<VV> What the Heck are Those Things?

Kent Sullivan kentsu at corvairkid.com
Tue Jul 4 23:43:42 EDT 2006


"No one in their right mind" -- Well... Remember that the Chevy engineers
were probably operating with a 5-7 year lifespan as their target. In that
world, all sorts of things make sense that don't make sense when viewed 40
years later by someone doing a restoration.

--Kent
-----Original Message-----
From: virtualvairs-bounces at corvair.org
[mailto:virtualvairs-bounces at corvair.org] On Behalf Of John Kepler
Sent: Tuesday, July 04, 2006 6:41 PM
To: 'P.H. Raker'; 'Virtual Vairs'
Subject: RE: <VV> What the Heck are Those Things?

Even
though the wagon was heavier, the extra stiffness made them handle so much
better that they would average a higher speed around a road course.

A flexible chassis is what engineering degrees, MIG/TIG welders, and 4140
chrome-moly tubing are made for.  This is why the "cocktail shakers" out of
my 67 Monza Convertible are propping the door to the parts shed closed!

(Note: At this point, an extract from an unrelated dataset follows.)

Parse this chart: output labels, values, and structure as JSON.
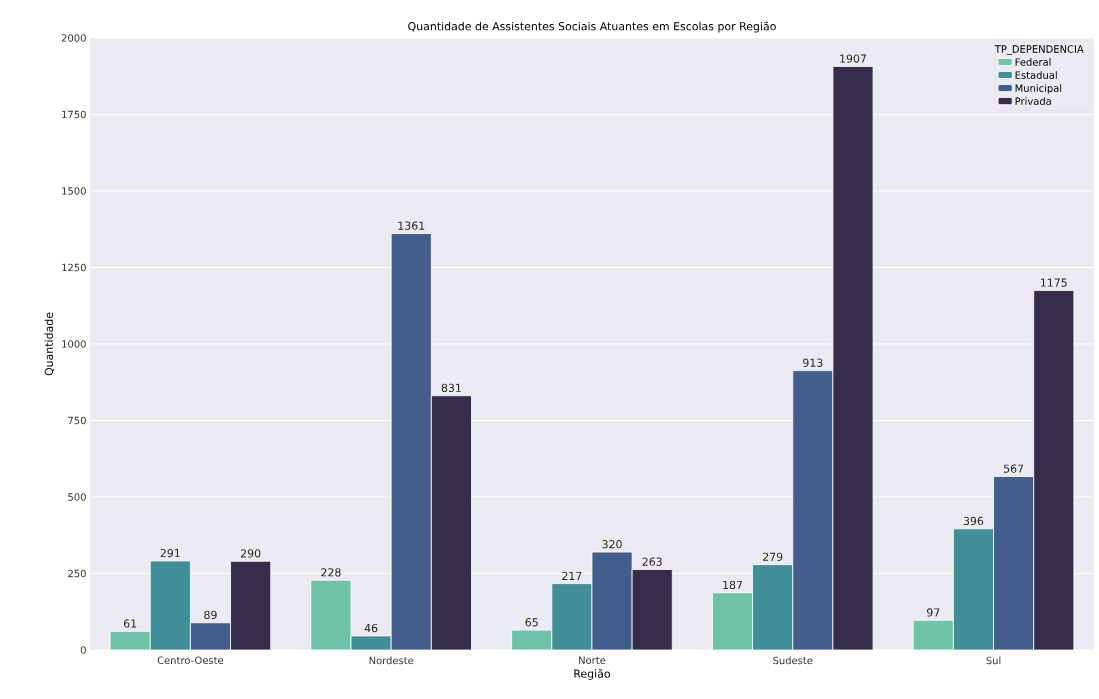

It really doesn't take an engineering degree to just look at a late
convertible and see it as a complete improvisation......no one in their
right mind buries 2 unprotected, ungalvanized steel structural members blind
inside a rocker in a world where highway departments are allowed to buy salt
(in my part of the world, I've seen more late convertibles in multiple
pieces than fully assembled.....when the 67 came home, about the only thing
holding it together was the throttle linkage!).  The "cocktail shakers" were
further evidence of a band-aid being used stop the arterial hemorrhage on a
marginal piece of engineering.  I broke the paradigm and
re-engineered/re-manufactured the platform out of 1/4" wall 2.5" square
tube.  My convertible is as stiff as a grizzly's "member" as a
result....that's the "good news".  The "bad news" is that it took 5 years
and was, without putting too fine a point on it, a colossal waste of
time...not that I'm not completely happy with the outcome, just that it was
a massively complicated problem that demanded an even more complex solution.